A Fuga Desesperada: 70km a Pé Longe das Bombas
A história de terror começa em 2021. Negociado pelo Glorioso com o Zorya, da Ucrânia, aos 17 anos, Guilherme se mudou ao completar 18 para iniciar seu sonho europeu. Mal sabia ele que o sonho se transformaria em um pesadelo com o início do conflito com a Rússia. Sozinho, longe da família e, o mais chocante, abandonado pelo próprio clube.
Em uma entrevista recente ao portal ge, o jogador abriu o coração e revelou os detalhes aterrorizantes da sua fuga. “Foi um período muito, muito difícil mesmo, porque eu só tinha 18 anos. Eu não tinha tanta noção do que estava acontecendo”, desabafou. “O clube, naquela época, não deu nenhuma assistência. Só falou para a gente pegar nossos passaportes e mais nada. Não tivemos suporte do clube e não tivemos suporte de mais ninguém.”
A imagem é desoladora. Um garoto, que deveria estar focado em dribles e gols, teve que se unir a outros brasileiros para sobreviver. Eles fugiram de trem de Zaporizhia, uma das primeiras cidades atacadas, para Lviv. Dali em diante, o caos. “A gente dormiu na rua, teve que acender fogueira”, conta. O plano de pegar um táxi virou uma marcha pela vida. “A gente pensava que eram 10 km caminhando. Passava 10, 20, 30, 40, 50 km e nada de chegar.” Foram 70 quilômetros a pé, em meio ao pânico, ao som de mísseis e bombas.
O Rosto da Guerra: “Pensei que Ele Fosse me Matar”
Em meio à multidão desesperada, Guilherme sentiu na pele a brutalidade do conflito. A inocência de um jovem atleta foi arrancada por um episódio de violência gratuita. Um momento que, segundo ele, fez a ficha cair de onde ele realmente estava.
“Teve um episódio em que eu tentei passar por uma barreira, só que eu não vi. Eu estava conversando com outro jogador e tomei um tapa no peito de um policial. Eu paralisei, sem entender nada. Pensei que o cara fosse me matar ali naquele momento”, relatou, emocionado. “O outro jogador me puxou e a gente continuou caminhando, mas o policial continuou me agredindo sem motivo algum. Isso ficou muito marcado. Ali caiu um pouco a ficha de onde eu estava: eu estava numa guerra.”
É um relato que gela a espinha. O desespero de um filho longe de casa, com a comunicação com a família no Brasil falhando, agredido por quem deveria proteger.
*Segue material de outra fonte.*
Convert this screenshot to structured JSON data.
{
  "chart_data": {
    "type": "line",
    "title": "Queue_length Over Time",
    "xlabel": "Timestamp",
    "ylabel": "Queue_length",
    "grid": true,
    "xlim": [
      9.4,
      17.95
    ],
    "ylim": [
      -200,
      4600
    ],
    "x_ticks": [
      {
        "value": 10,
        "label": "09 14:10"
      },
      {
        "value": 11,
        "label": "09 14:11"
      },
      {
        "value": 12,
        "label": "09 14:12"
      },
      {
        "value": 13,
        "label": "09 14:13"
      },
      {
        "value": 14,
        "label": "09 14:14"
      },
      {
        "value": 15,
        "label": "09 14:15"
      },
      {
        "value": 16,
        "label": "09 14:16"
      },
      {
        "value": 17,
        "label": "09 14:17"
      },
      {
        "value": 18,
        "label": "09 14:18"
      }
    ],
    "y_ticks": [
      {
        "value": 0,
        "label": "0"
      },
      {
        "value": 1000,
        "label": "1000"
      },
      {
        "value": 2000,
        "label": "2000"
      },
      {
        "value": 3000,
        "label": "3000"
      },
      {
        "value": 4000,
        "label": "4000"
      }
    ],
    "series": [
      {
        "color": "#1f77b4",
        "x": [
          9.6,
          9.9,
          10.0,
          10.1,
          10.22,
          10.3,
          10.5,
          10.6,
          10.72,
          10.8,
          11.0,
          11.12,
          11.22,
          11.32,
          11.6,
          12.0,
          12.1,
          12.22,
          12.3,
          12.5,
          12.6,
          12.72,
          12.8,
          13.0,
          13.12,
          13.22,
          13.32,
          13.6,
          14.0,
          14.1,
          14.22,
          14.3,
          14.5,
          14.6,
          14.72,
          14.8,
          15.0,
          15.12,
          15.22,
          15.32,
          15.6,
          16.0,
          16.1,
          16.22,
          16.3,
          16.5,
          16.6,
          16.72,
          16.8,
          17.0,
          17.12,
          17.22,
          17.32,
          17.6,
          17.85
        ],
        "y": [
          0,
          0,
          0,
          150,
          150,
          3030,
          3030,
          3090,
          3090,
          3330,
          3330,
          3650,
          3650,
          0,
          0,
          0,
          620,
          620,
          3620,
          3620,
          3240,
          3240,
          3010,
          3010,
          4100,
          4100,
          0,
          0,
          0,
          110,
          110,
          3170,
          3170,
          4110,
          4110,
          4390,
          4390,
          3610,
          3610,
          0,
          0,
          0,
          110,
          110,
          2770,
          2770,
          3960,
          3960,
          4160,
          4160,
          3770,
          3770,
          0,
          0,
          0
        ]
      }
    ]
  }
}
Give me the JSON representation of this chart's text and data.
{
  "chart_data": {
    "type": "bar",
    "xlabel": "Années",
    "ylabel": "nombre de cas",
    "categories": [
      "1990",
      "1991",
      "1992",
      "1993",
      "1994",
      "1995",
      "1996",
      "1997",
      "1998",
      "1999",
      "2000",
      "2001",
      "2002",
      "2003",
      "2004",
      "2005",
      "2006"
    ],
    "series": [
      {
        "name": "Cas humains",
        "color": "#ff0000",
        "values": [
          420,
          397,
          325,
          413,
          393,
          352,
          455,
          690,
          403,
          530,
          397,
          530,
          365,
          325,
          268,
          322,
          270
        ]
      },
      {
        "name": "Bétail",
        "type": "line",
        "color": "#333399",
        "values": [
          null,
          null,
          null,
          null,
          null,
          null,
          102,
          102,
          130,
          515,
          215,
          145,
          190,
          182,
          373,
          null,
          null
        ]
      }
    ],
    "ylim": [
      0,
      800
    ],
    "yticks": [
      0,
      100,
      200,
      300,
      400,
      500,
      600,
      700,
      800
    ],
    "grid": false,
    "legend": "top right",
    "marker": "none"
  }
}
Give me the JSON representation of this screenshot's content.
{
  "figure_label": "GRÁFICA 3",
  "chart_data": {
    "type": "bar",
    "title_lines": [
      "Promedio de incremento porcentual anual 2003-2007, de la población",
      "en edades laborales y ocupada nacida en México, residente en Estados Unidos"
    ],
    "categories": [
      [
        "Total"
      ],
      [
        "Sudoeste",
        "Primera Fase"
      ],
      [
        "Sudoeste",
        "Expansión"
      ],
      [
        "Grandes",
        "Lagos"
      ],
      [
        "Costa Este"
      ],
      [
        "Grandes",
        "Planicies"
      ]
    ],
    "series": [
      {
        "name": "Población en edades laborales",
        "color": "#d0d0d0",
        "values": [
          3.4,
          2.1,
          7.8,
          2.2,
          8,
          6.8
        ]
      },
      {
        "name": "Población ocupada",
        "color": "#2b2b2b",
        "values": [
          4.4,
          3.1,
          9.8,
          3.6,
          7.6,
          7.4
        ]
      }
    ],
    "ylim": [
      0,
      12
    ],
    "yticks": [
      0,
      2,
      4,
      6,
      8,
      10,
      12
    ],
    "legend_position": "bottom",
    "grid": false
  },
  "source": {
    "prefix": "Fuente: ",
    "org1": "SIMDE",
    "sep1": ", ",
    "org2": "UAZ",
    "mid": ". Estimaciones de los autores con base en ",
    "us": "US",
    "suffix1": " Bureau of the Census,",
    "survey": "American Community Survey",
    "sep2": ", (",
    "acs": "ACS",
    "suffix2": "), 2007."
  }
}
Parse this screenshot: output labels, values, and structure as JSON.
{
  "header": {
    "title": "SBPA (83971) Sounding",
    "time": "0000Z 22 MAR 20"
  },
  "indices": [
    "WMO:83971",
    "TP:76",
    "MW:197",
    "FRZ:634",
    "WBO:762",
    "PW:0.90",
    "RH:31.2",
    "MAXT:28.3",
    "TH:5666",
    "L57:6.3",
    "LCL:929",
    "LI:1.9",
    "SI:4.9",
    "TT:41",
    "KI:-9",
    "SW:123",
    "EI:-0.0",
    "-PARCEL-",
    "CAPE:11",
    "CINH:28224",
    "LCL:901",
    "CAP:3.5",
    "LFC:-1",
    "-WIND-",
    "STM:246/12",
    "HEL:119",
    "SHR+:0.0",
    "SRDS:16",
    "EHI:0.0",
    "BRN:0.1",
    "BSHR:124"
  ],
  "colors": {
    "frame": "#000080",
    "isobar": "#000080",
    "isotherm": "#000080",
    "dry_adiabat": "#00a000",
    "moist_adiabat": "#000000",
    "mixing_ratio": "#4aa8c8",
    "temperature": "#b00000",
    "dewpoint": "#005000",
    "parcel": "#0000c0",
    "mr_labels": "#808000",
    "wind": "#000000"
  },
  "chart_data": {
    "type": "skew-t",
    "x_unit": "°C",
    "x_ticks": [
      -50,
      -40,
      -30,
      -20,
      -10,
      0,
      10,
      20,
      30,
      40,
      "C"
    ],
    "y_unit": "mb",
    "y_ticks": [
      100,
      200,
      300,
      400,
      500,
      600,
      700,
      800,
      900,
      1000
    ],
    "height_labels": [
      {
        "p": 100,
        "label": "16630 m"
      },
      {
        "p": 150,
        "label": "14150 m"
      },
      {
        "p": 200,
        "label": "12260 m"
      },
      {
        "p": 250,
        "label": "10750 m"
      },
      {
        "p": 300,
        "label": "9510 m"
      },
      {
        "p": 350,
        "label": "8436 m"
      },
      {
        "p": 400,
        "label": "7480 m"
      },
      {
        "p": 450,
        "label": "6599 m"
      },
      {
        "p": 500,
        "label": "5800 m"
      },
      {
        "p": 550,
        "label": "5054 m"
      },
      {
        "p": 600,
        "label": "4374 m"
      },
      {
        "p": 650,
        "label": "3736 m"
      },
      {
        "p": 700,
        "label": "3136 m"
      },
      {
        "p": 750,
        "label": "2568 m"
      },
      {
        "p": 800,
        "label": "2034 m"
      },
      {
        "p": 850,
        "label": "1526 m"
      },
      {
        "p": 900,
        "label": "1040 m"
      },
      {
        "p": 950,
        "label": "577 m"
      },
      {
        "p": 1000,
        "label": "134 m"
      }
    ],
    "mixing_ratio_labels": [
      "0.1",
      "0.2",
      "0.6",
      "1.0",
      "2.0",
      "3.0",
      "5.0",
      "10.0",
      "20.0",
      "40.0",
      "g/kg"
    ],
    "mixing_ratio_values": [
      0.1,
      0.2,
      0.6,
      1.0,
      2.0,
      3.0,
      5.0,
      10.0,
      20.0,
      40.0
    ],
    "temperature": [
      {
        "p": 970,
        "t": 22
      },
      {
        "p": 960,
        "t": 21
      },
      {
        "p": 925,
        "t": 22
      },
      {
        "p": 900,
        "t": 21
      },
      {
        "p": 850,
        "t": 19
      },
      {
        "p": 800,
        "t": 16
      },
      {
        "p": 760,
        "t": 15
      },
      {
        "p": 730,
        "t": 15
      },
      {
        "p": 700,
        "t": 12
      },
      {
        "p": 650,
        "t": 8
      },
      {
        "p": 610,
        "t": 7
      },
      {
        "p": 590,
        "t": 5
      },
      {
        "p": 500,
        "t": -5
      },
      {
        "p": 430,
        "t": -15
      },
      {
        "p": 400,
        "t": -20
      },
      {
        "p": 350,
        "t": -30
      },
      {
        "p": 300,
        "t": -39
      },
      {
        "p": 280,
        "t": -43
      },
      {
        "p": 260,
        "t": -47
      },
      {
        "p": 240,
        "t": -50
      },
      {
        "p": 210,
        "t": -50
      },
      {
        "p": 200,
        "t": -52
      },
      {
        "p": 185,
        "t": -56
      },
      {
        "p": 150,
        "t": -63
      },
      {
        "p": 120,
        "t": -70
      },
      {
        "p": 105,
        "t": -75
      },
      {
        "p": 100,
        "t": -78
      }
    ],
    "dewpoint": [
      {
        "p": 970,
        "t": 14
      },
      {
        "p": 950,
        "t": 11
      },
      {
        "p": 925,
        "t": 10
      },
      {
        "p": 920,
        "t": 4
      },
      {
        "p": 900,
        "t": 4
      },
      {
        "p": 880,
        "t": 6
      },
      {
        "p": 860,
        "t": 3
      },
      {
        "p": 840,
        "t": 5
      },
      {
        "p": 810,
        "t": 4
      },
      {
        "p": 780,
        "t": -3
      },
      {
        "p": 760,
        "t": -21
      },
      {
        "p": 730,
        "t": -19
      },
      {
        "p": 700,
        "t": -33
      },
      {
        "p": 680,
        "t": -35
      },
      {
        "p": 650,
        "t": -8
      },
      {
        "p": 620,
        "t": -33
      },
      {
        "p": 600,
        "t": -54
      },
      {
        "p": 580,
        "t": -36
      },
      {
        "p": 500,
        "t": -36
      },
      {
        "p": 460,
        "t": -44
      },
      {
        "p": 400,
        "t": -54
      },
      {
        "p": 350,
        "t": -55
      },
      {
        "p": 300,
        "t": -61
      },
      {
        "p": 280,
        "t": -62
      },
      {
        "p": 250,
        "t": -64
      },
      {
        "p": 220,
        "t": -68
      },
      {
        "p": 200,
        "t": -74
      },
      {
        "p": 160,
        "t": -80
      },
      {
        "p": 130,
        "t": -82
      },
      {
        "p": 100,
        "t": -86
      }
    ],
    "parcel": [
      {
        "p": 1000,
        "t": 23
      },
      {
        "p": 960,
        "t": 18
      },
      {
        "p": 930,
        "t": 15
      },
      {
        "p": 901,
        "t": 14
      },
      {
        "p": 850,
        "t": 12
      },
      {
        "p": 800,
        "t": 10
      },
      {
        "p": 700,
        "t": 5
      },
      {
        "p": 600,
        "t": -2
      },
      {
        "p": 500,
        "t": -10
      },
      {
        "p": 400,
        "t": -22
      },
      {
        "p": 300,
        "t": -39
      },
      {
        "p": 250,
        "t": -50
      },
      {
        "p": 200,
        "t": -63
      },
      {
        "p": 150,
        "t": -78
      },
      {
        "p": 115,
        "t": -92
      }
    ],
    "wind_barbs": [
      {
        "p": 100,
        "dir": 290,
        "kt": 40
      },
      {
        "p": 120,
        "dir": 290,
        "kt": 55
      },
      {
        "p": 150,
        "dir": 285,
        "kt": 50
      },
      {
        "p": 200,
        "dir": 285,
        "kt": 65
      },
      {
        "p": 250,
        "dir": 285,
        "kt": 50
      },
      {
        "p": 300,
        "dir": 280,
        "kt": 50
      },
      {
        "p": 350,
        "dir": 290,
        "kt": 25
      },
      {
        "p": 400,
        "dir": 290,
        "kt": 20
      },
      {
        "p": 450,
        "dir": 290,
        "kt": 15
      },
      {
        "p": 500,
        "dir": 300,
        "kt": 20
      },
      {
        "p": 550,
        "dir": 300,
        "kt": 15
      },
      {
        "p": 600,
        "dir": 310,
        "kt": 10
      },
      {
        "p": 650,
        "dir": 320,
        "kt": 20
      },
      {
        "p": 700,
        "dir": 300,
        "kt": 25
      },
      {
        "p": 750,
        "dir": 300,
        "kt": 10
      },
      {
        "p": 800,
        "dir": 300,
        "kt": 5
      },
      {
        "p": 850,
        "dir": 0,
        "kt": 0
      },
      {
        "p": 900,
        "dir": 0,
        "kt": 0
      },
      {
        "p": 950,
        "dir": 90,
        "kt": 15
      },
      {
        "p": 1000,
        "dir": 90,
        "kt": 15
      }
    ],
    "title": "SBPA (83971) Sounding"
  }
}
Na caminhada, roupas foram deixadas para trás para dar espaço a comida e água. A incerteza era a única companheira. “A gente não sabia quanto tempo ia ficar, nem se íamos sobreviver, porque era risco de morte mesmo”, completou.
A Volta por Cima: A Estrela que Nunca se Apaga
Após a fuga angustiante pela Polônia e o retorno ao Brasil, Guilherme Smith teve que se reconstruir. E ele conseguiu. A resiliência forjada no fogo do desespero o levou à Bélgica, onde hoje ele não apenas joga, mas brilha. Disputar a Champions League quatro anos após fugir de uma guerra é um feito monumental.
Para nós, torcida alvinegra, a história de Guilherme é um misto de orgulho e lamento. Orgulho por ver um garoto com nosso DNA superar o impossível. Lamento por não termos visto seu talento desabrochar em nosso gramado sagrado. Ele deixou o Botafogo antes de estrear no profissional, mas a garra demonstrada em sua jornada de vida é a mesma que exigimos de quem veste nosso manto.
A saga de Guilherme Smith é um lembrete poderoso da força do espírito humano. Um garoto que saiu de General Severiano, enfrentou o inferno e emergiu mais forte, pronto para conquistar a Europa. Que sua estrela, agora brilhando na Bélgica, continue a nos inspirar. Uma vez Botafogo, sempre Botafogo. A gente sabe que essa força vem de algum lugar.
Informações com base em reportagem do ge.globo.com.